Use a MongoDB database as a data source in Trino by configuring a catalog with the MongoDB connector.

MySQL #

MySQL is the world’s most popular open source relational database management system (RDBMS).

Use a MySQL database as a data source in Trino by configuring a catalog with the MySQL connector.

OpenAPI #

OpenAPI is a specification language for REST APIs that provides a standardized means to define your API.

Use any REST API that publishes an OpenAPI specification as a data source in Trino by configuring a catalog with the OpenAPI connector, and avoid having to generate a client.

OpenSearch #

OpenSearch is a scalable, flexible, and extensible open-source software suite for search, analytics, and observability applications. OpenSearch offers a vendor-agnostic toolset you can use to build secure, high-performance, cost-efficient applications. OpenSearch includes a data store and search engine, a visualization and user interface, and a library of plugins you can use to tailor your tools to your requirements.

Use an OpenSearch index as a data source in Trino by configuring a catalog with the Elasticsearch connector.

Oracle #

Oracle database services and products offer customers cost-optimized and high-performance versions of Oracle Database, the world’s leading converged, multi-model database management system.

Use an Oracle database as a data source in Trino by configuring a catalog with the Oracle connector.

PostgreSQL #

PostgreSQL is the world’s most advanced open source relational database. PostgreSQL is a powerful system with over 35 years of active development that has earned it a strong reputation for reliability, feature robustness, and performance.

Use a PostgreSQL database as a data source in Trino by configuring a catalog with the PostgreSQL connector.

Prometheus #

Prometheus is an open source systems monitoring and alerting toolkit with a very active developer and user community. Prometheus collects and stores its metrics as time series data, i.e. metrics information is stored with the timestamp at which it was recorded, alongside optional key-value pairs called labels.

Use a Prometheus database as a data source in Trino by configuring a catalog with the Prometheus connector.
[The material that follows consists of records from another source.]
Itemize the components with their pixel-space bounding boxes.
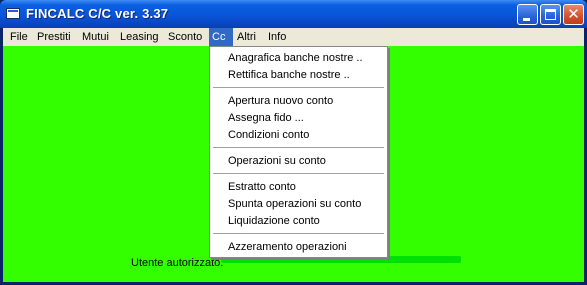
menu-item-azzeramento-operazioni[interactable]: Azzeramento operazioni (228, 239, 347, 255)
maximize-icon (545, 9, 556, 20)
menu-altri[interactable]: Altri (234, 28, 259, 46)
menu-mutui[interactable]: Mutui (79, 28, 112, 46)
menu-item-condizioni-conto[interactable]: Condizioni conto (228, 127, 309, 143)
minimize-icon (523, 18, 530, 21)
title-bar[interactable]: FINCALC C/C ver. 3.37 ✕ (0, 0, 587, 28)
menu-item-assegna-fido[interactable]: Assegna fido ... (228, 110, 304, 126)
menu-item-anagrafica-banche[interactable]: Anagrafica banche nostre .. (228, 50, 363, 66)
window-title: FINCALC C/C ver. 3.37 (26, 6, 169, 21)
maximize-button[interactable] (540, 4, 561, 25)
menu-item-rettifica-banche[interactable]: Rettifica banche nostre .. (228, 67, 350, 83)
menu-bar: File Prestiti Mutui Leasing Sconto Cc Al… (3, 28, 584, 46)
close-button[interactable]: ✕ (563, 4, 584, 25)
minimize-button[interactable] (517, 4, 538, 25)
menu-file[interactable]: File (7, 28, 31, 46)
menu-item-apertura-conto[interactable]: Apertura nuovo conto (228, 93, 333, 109)
window-icon[interactable] (6, 8, 20, 19)
menu-leasing[interactable]: Leasing (117, 28, 162, 46)
menu-separator (213, 87, 384, 88)
app-window: FINCALC C/C ver. 3.37 ✕ File Prestiti Mu… (0, 0, 587, 285)
cc-dropdown-menu: Anagrafica banche nostre .. Rettifica ba… (209, 46, 388, 258)
menu-item-estratto-conto[interactable]: Estratto conto (228, 179, 296, 195)
menu-sconto[interactable]: Sconto (165, 28, 205, 46)
user-label: Utente autorizzato: (131, 257, 224, 269)
menu-item-liquidazione-conto[interactable]: Liquidazione conto (228, 213, 320, 229)
menu-item-spunta-operazioni[interactable]: Spunta operazioni su conto (228, 196, 361, 212)
menu-separator (213, 173, 384, 174)
menu-info[interactable]: Info (265, 28, 289, 46)
close-icon: ✕ (567, 5, 580, 23)
menu-item-operazioni-conto[interactable]: Operazioni su conto (228, 153, 326, 169)
menu-prestiti[interactable]: Prestiti (34, 28, 74, 46)
menu-cc[interactable]: Cc (209, 28, 233, 46)
menu-separator (213, 233, 384, 234)
menu-separator (213, 147, 384, 148)
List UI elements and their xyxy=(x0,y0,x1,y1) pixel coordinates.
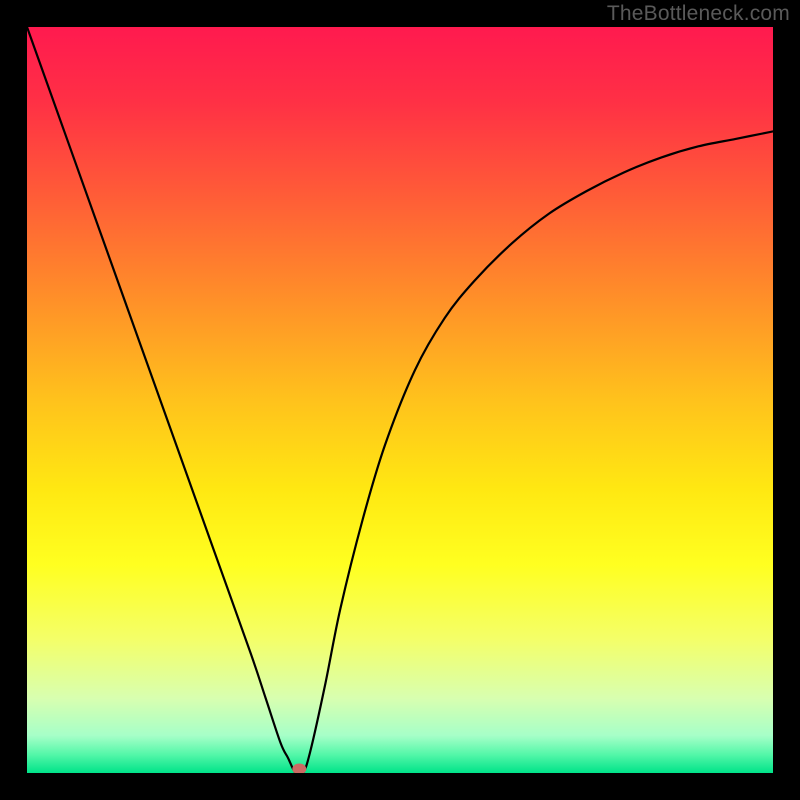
watermark-text: TheBottleneck.com xyxy=(607,2,790,26)
gradient-background xyxy=(27,27,773,773)
plot-area xyxy=(27,27,773,773)
chart-svg xyxy=(27,27,773,773)
chart-container: TheBottleneck.com xyxy=(0,0,800,800)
Trino also supports observability with OpenTelemetry, and therefore Prometheus.

Redis #

Redis is an open source, in-memory data store used by millions of developers as a database, cache, streaming engine, and message broker.

Use a Redis data store as a data source in Trino by configuring a catalog with the Redis connector.

SingleStore #

SingleStoreDB is a unified data engine for transactional and analytical workloads, used to power fast, real-time analytics and applications.

Use a SingleStore database as a data source in Trino by configuring a catalog with the SingleStore connector.

Snowflake #

Snowflake is a Data Cloud platform provider. Snowflake easily enables governed access to near-infinite amounts of data, cutting-edge tools, applications, and services. With the Data Cloud, you can collaborate locally and globally to reveal new insights, create previously unforeseen business opportunities, and identify and know your customers in the moment with seamless and relevant experiences.

Use a Snowflake data cloud as a data source in Trino by configuring a catalog with the Snowflake connector.

TPC #

TPC is a non-profit corporation focused on developing data-centric benchmark standards and disseminating objective, verifiable data to the industry.

The Trino TPC-H and TPC-DS connectors are data generators that provide the benchmark data sets for direct querying or copying into other data sources for testing and benchmarking.

VAST #

VAST is a data platform that includes storage and database services.

Use a VAST data store as a data source in Trino by configuring a catalog with the VAST Trino connector.